Since Gonzalez took office in 2023 and was assigned oversight of the fire bureau, which houses PSR, he’s clamped down on the program’s aid to the unhoused. Despite rising call volume and requests for alternative responders, Gonzalez and fire bureau leaders initiated a hiring freeze and budget constraints at PSR, saying the program grew too fast and wasn’t following city purchasing guidelines. Later, a city audit revealed the commissioner and fire bureau leadership toyed with the idea of foisting the program onto Multnomah County, to get it out of the fire bureau. 

The rapid changes gave a public perception that PSR was being sabotaged by external leadership. Last summer, a community group called Friends of Portland Street Response was launched, delivering a petition with more than 10,000 signatures to city leaders, asking for guaranteed funding and resources for the program. 

Seven months later, the group says it’s gotten no traction with Gonzalez and no reassurance of PSR’s future stability.

Stephanie Howard, Portland’s director of community safety, vowed city leaders would find the money to maintain the program.

“One of my biggest goals for tonight is to try to express as clearly as I can, just how much support there is in city hall, and the mayor’s office in particular, for this program,” Howard told the crowd. “I really want people to take away from this that there is an absolute sincere commitment to stabilizing this program, to making it successful, and to try to make sure that it is positioned in the best way to serve the community.”

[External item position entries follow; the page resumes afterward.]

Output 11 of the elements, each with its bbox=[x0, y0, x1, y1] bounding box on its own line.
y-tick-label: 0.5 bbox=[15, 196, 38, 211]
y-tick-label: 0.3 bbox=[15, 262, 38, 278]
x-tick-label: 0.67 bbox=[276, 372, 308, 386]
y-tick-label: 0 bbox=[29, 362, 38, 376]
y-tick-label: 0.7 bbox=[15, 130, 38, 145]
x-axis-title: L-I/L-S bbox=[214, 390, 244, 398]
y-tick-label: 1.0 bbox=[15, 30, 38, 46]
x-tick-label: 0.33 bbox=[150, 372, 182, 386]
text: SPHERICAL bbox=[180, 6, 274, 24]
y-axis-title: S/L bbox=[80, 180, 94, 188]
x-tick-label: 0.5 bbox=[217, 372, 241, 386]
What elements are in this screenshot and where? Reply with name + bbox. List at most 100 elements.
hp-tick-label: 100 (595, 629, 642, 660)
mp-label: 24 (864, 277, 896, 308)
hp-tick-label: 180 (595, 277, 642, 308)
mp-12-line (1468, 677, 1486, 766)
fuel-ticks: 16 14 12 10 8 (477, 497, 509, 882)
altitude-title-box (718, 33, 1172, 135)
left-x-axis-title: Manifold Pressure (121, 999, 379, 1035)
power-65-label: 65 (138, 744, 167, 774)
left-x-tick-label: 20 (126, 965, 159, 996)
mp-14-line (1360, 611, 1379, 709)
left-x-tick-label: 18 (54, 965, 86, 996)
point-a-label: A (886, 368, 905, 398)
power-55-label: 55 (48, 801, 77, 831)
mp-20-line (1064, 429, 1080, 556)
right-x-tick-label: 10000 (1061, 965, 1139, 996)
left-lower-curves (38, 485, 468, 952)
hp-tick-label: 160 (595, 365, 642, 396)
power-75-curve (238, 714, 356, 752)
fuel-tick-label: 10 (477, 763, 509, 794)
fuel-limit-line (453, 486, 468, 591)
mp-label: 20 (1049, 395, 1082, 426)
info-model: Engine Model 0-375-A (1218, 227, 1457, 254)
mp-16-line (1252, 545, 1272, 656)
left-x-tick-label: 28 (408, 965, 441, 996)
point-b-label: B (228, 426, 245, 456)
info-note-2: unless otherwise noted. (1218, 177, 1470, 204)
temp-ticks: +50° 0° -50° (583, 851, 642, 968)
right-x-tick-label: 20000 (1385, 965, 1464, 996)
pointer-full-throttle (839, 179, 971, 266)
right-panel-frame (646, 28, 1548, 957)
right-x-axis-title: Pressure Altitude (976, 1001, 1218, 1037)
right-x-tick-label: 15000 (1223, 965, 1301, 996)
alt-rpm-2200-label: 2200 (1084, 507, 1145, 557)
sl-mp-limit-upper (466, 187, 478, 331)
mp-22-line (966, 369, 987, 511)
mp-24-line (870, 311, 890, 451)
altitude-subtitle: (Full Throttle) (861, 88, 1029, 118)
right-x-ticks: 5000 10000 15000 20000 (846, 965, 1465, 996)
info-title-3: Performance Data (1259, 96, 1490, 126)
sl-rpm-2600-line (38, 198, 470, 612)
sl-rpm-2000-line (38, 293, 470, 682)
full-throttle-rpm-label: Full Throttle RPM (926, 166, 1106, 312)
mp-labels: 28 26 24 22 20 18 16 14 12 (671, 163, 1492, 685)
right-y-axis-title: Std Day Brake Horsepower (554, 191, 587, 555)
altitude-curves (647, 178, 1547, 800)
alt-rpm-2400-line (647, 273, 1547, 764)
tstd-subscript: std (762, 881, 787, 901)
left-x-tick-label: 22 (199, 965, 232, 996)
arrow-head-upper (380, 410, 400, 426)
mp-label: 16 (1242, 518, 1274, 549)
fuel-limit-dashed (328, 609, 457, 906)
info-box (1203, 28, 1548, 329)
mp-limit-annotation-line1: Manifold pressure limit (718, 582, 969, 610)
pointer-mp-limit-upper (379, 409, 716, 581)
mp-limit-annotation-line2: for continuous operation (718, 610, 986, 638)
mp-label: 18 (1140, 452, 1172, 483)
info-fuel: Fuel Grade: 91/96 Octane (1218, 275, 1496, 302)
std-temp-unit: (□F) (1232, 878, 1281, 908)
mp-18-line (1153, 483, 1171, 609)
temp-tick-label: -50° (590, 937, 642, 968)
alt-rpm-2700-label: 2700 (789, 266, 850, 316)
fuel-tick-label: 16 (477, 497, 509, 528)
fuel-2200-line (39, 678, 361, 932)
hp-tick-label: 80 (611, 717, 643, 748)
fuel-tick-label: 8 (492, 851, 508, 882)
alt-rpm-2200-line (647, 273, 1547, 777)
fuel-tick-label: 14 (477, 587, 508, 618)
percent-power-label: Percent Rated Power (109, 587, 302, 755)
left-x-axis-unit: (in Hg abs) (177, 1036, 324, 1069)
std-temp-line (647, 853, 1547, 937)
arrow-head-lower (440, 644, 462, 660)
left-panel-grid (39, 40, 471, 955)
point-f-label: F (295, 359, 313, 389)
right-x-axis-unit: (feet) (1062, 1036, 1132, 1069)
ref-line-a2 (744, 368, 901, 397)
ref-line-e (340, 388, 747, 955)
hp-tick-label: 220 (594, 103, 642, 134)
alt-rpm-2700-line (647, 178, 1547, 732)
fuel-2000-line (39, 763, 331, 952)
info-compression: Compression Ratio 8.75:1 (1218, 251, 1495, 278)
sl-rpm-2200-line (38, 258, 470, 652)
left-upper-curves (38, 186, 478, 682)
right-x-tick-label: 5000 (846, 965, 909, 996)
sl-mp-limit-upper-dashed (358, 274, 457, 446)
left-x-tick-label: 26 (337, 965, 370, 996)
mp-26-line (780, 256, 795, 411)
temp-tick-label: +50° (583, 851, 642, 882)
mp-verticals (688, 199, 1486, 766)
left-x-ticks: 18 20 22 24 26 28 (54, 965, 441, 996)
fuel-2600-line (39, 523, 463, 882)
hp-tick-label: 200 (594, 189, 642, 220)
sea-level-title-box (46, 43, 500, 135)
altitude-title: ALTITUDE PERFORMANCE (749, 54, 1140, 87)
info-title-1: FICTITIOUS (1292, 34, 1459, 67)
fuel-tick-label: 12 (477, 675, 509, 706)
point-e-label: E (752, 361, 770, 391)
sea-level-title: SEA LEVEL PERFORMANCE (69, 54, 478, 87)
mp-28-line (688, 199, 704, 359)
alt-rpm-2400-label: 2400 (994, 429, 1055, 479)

PCCEP’s town hall saw a bevy of city council candidates line up to lay out recommendations, and affirm their support. It also elicited testimony from a former council member–the one who helped launch PSR.

Jo Ann Hardesty, a former city commissioner, said city leaders aren’t tapping available Medicaid funding for PSR that would allow the program to operate full time.

“When we envisioned Portland Street Response, we envisioned it doing exactly what it does today, but we envisioned it 24 hours a day, seven days a week for our most vulnerable community members,” Hardesty said. “The city could have, over a year ago, made Portland Street Response eligible for federal Medicaid funding, and because of poor leadership, that 80 percent reimbursement rate that the federal government, that Ron Wyden and I worked on together to get, is just sitting there languishing.”

A recent city audit also mentioned the program's eligibility for Medicaid dollars, if it were to operate 24 hours a day in the city.

Former Portland City Commissioner Jo Ann Hardesty testifies about
the Portland Street Response program she helped launch in 2021. courtney vaughn

These days, Hardesty stays out of the political fray, but with the future of the program she helped build hanging in the balance, she had fervent remarks for city council.

“Not too many things get me out of my house nowadays, but saving Portland Street Response is one of those,” she said. “I’ve been hearing long before I left city council how much the city supports Portland Street Response, but you put your money where it matters, and clearly Portland Street Response does not matter to the current Portland City Council.”

Hardesty said she looks forward to January 2025, “when hopefully we’ll have real leaders that really care passionately about the people with the least resources in our city.”

PCCEP is expected to submit its recommendations to the mayor’s office after its next meeting on April 17.